Lavínia aposta que Hilda estava ali para abrir os olhos de Caio quanto ao talento que o próprio não conseguia enxergar. Não à toa, nesta fase, ela, fascinada pela ciência, desenvolvia experiências paranormais em que tentava conversar com os mortos e registrar estes contatos através de um gravador. “É uma mulher entre a maturidade e a loucura, uma ideia que, aliás, sempre a perseguiu porque seu pai era esquizofrênico”, define a atriz. “Considero fascinante a Hilda, antes dos 40 anos, ter aberto mão dessa ilusão social e cultural que tentam nos vender até hoje para morar em uma fazenda e viver suas obsessões,”

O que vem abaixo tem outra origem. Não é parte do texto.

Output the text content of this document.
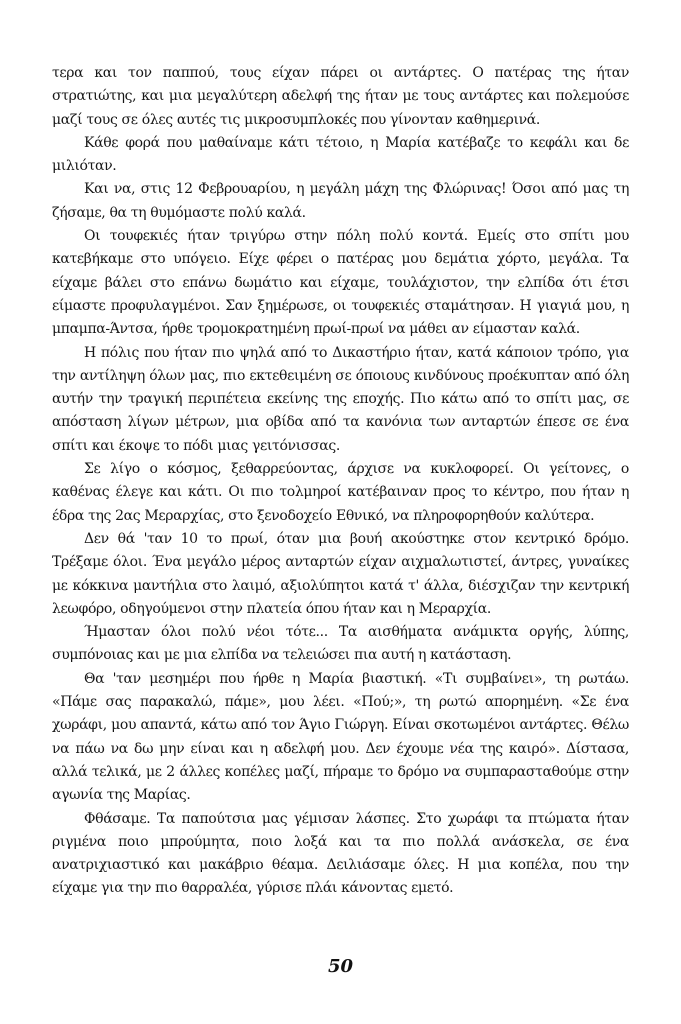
τερα και τον παππού, τους είχαν πάρει οι αντάρτες. Ο πατέρας της ήταν στρατιώτης, και μια μεγαλύτερη αδελφή της ήταν με τους αντάρτες και πολεμούσε μαζί τους σε όλες αυτές τις μικροσυμπλοκές που γίνονταν καθημερινά.

Κάθε φορά που μαθαίναμε κάτι τέτοιο, η Μαρία κατέβαζε το κεφάλι και δε μιλιόταν.

Και να, στις 12 Φεβρουαρίου, η μεγάλη μάχη της Φλώρινας! Όσοι από μας τη ζήσαμε, θα τη θυμόμαστε πολύ καλά.

Οι τουφεκιές ήταν τριγύρω στην πόλη πολύ κοντά. Εμείς στο σπίτι μου κατεβήκαμε στο υπόγειο. Είχε φέρει ο πατέρας μου δεμάτια χόρτο, μεγάλα. Τα είχαμε βάλει στο επάνω δωμάτιο και είχαμε, τουλάχιστον, την ελπίδα ότι έτσι είμαστε προφυλαγμένοι. Σαν ξημέρωσε, οι τουφεκιές σταμάτησαν. Η γιαγιά μου, η μπαμπα-Άντσα, ήρθε τρομοκρατημένη πρωί-πρωί να μάθει αν είμασταν καλά.

Η πόλις που ήταν πιο ψηλά από το Δικαστήριο ήταν, κατά κάποιον τρόπο, για την αντίληψη όλων μας, πιο εκτεθειμένη σε όποιους κινδύνους προέκυπταν από όλη αυτήν την τραγική περιπέτεια εκείνης της εποχής. Πιο κάτω από το σπίτι μας, σε απόσταση λίγων μέτρων, μια οβίδα από τα κανόνια των ανταρτών έπεσε σε ένα σπίτι και έκοψε το πόδι μιας γειτόνισσας.

Σε λίγο ο κόσμος, ξεθαρρεύοντας, άρχισε να κυκλοφορεί. Οι γείτονες, ο καθένας έλεγε και κάτι. Οι πιο τολμηροί κατέβαιναν προς το κέντρο, που ήταν η έδρα της 2ας Μεραρχίας, στο ξενοδοχείο Εθνικό, να πληροφορηθούν καλύτερα.

Δεν θά 'ταν 10 το πρωί, όταν μια βουή ακούστηκε στον κεντρικό δρόμο. Τρέξαμε όλοι. Ένα μεγάλο μέρος ανταρτών είχαν αιχμαλωτιστεί, άντρες, γυναίκες με κόκκινα μαντήλια στο λαιμό, αξιολύπητοι κατά τ' άλλα, διέσχιζαν την κεντρική λεωφόρο, οδηγούμενοι στην πλατεία όπου ήταν και η Μεραρχία.

Ήμασταν όλοι πολύ νέοι τότε... Τα αισθήματα ανάμικτα οργής, λύπης, συμπόνοιας και με μια ελπίδα να τελειώσει πια αυτή η κατάσταση.

Θα 'ταν μεσημέρι που ήρθε η Μαρία βιαστική. «Τι συμβαίνει», τη ρωτάω. «Πάμε σας παρακαλώ, πάμε», μου λέει. «Πού;», τη ρωτώ απορημένη. «Σε ένα χωράφι, μου απαντά, κάτω από τον Άγιο Γιώργη. Είναι σκοτωμένοι αντάρτες. Θέλω να πάω να δω μην είναι και η αδελφή μου. Δεν έχουμε νέα της καιρό». Δίστασα, αλλά τελικά, με 2 άλλες κοπέλες μαζί, πήραμε το δρόμο να συμπαρασταθούμε στην αγωνία της Μαρίας.

Φθάσαμε. Τα παπούτσια μας γέμισαν λάσπες. Στο χωράφι τα πτώματα ήταν ριγμένα ποιο μπρούμητα, ποιο λοξά και τα πιο πολλά ανάσκελα, σε ένα ανατριχιαστικό και μακάβριο θέαμα. Δειλιάσαμε όλες. Η μια κοπέλα, που την είχαμε για την πιο θαρραλέα, γύρισε πλάι κάνοντας εμετό.

50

Em busca de seu próprio Caio, o ator André Kirmayr, de 37 anos, esbarrou em algo que poderia ser um entrave, entretanto, só beneficiou a composição. Ele não tinha qualquer intimidade com a obra ou o universo do escritor e partiu para uma construção livre de ideias preconcebidas. “São raros os vídeos ou entrevistas do Caio e, dessa fase, dele com 24 anos, não tem absolutamente nada para eu me alimentar, o que me deu total liberdade poética”, revela.
Para o intérprete, Caio atravessava uma fase de desencanto, de uma possível desistência – algo comum em um período de grande tensão como aquele –, e Hilda surge como o instrumento capaz de instigar a sua mudança e lhe apontar perspectivas, tanto na literatura quanto na vida. “Ele enfrentou um rito de passagem simbólico, não à toa considero essa questão da mudança da voz dele o meu grande desafio”, assume. “Passei mais de um mês trabalhando nisso, porque o Caio tinha uma fala cadenciada, calma e eu não podia esbarrar em caricatura alguma.”
Hilda e Caio. Centro Cultural Banco do Brasil. Rua Álvares Penteado, 112, centro. Quinta e sexta, 19h; sábado e domingo, 17h. R$ 30,00. Até 17 de dezembro. A partir de quinta (30).